The US Federal Reserve on Wednesday kept interest rates unchanged, but said inflation likely would rise this year, bolstering expectations borrowing costs would continue to climb under incoming central bank boss Jerome Powell.
Citing solid gains in employment, household spending and capital investment, the Fed said it expected the economy to expand at a moderate pace and the labor market to remain strong this year.
“Inflation on a 12-month basis is expected to move up this year and to stabilize” around the Fed’s 2 percent target over the medium term, the central bank said in a statement following a two-day policy meeting, the last under Fed Chair Janet Yellen.

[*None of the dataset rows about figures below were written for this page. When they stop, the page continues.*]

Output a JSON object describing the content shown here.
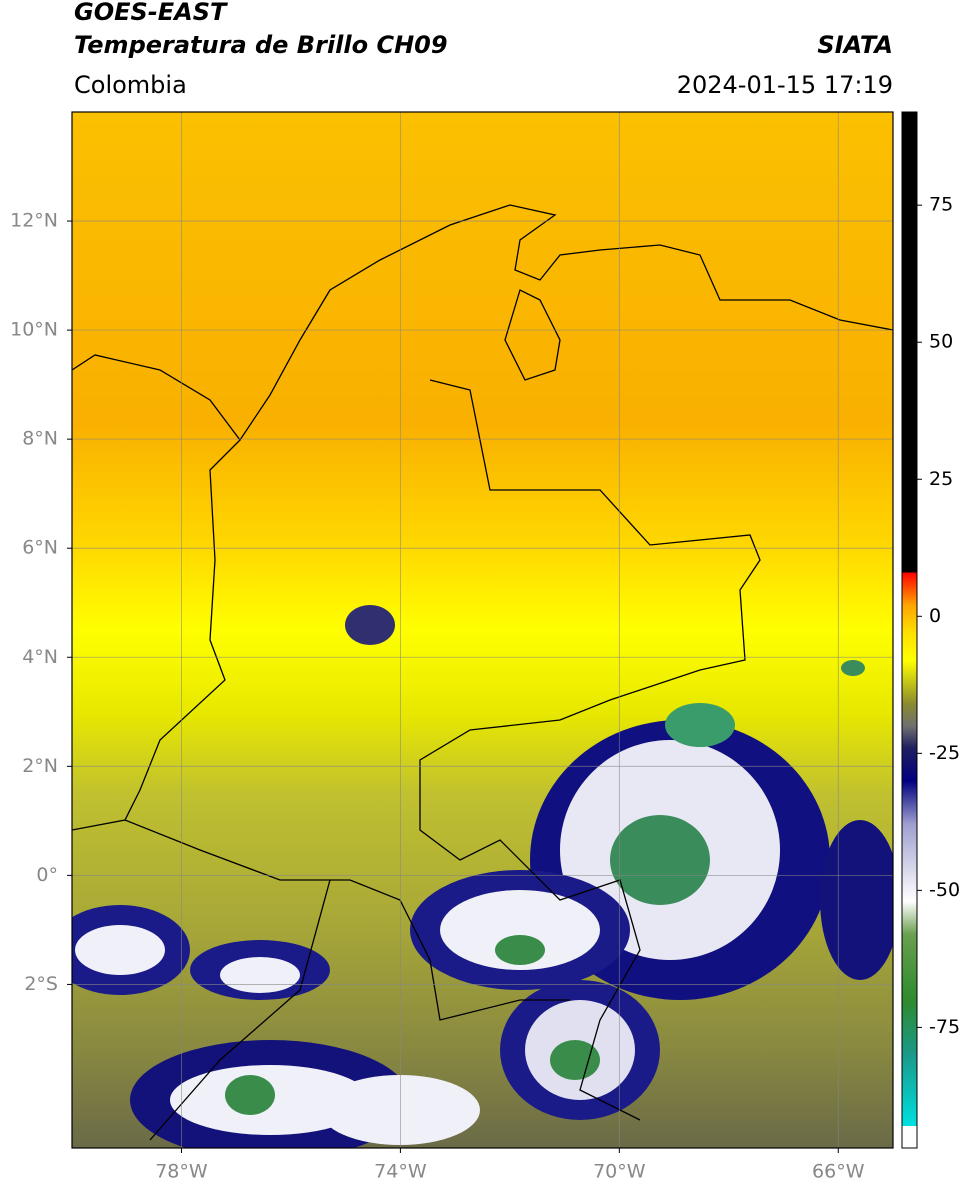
{
  "header": {
    "satellite": "GOES-EAST",
    "product": "Temperatura de Brillo CH09",
    "region": "Colombia",
    "source": "SIATA",
    "timestamp": "2024-01-15 17:19"
  },
  "chart_data": {
    "type": "map",
    "xlim": [
      -80,
      -65
    ],
    "ylim": [
      -5,
      14
    ],
    "xticks": [
      {
        "value": -78,
        "label": "78°W"
      },
      {
        "value": -74,
        "label": "74°W"
      },
      {
        "value": -70,
        "label": "70°W"
      },
      {
        "value": -66,
        "label": "66°W"
      }
    ],
    "yticks": [
      {
        "value": -2,
        "label": "2°S"
      },
      {
        "value": 0,
        "label": "0°"
      },
      {
        "value": 2,
        "label": "2°N"
      },
      {
        "value": 4,
        "label": "4°N"
      },
      {
        "value": 6,
        "label": "6°N"
      },
      {
        "value": 8,
        "label": "8°N"
      },
      {
        "value": 10,
        "label": "10°N"
      },
      {
        "value": 12,
        "label": "12°N"
      }
    ],
    "grid": true,
    "colorbar": {
      "lim": [
        -97,
        92
      ],
      "ticks": [
        75,
        50,
        25,
        0,
        -25,
        -50,
        -75
      ],
      "colormap": [
        {
          "value": -97,
          "color": "#ffffff"
        },
        {
          "value": -93,
          "color": "#ffffff"
        },
        {
          "value": -93,
          "color": "#00e0e0"
        },
        {
          "value": -80,
          "color": "#1a9a8a"
        },
        {
          "value": -70,
          "color": "#2e8b2e"
        },
        {
          "value": -58,
          "color": "#6aa050"
        },
        {
          "value": -52,
          "color": "#ffffff"
        },
        {
          "value": -38,
          "color": "#a0a0d0"
        },
        {
          "value": -30,
          "color": "#000080"
        },
        {
          "value": -24,
          "color": "#202060"
        },
        {
          "value": -20,
          "color": "#707070"
        },
        {
          "value": -16,
          "color": "#8a8a30"
        },
        {
          "value": -8,
          "color": "#ffff00"
        },
        {
          "value": -3,
          "color": "#ffe000"
        },
        {
          "value": 2,
          "color": "#ffa500"
        },
        {
          "value": 8,
          "color": "#ff0000"
        },
        {
          "value": 8,
          "color": "#000000"
        },
        {
          "value": 92,
          "color": "#000000"
        }
      ]
    }
  }
}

It also said its interest rate setting committee had unanimously selected Powell to succeed Yellen, effective tomorrow. He will be sworn in on Monday
Powell, a Fed governor who has worked closely with Yellen, was nominated by US President Donald Trump and confirmed by the US Senate.
Powell is expected to hew closely to the policies embraced by Yellen, who spearheaded the gradual move away from the near-zero interest rates adopted to nurse the economy back to health and spur job growth after the 2007 to 2009 recession.
Fed policymakers have been encouraged in recent months as the economy picked up speed and the unemployment rate fell to a 17-year low of 4.1 percent.
The Fed, which raised rates three times last year and in December forecast three more hikes for this year, on Wednesday said it expected “further gradual” rate increases would be warranted.
The current target range for the federal funds rate is 1.25 percent to 1.5 percent.
US stocks rose slightly after the Fed statement before paring gains. Short-term interest rate futures showed traders adding slightly to bets the Fed would raise rates three times this year, starting at its meeting next month.
Market-based measures of inflation have increased in recent months, the bank said.
The statement did not address the likely impact of the Trump administration’s tax overhaul on economic growth and gave no hint of concern about overshooting on inflation.
Several Fed policymakers have said they expected the tax changes, which include an estimated US$1.5 trillion in corporate and individual tax cuts, to provide an economic lift by boosting business and household spending.
The economy grew 2.3 percent last year.
There were no dissents in the Fed’s decision on Wednesday.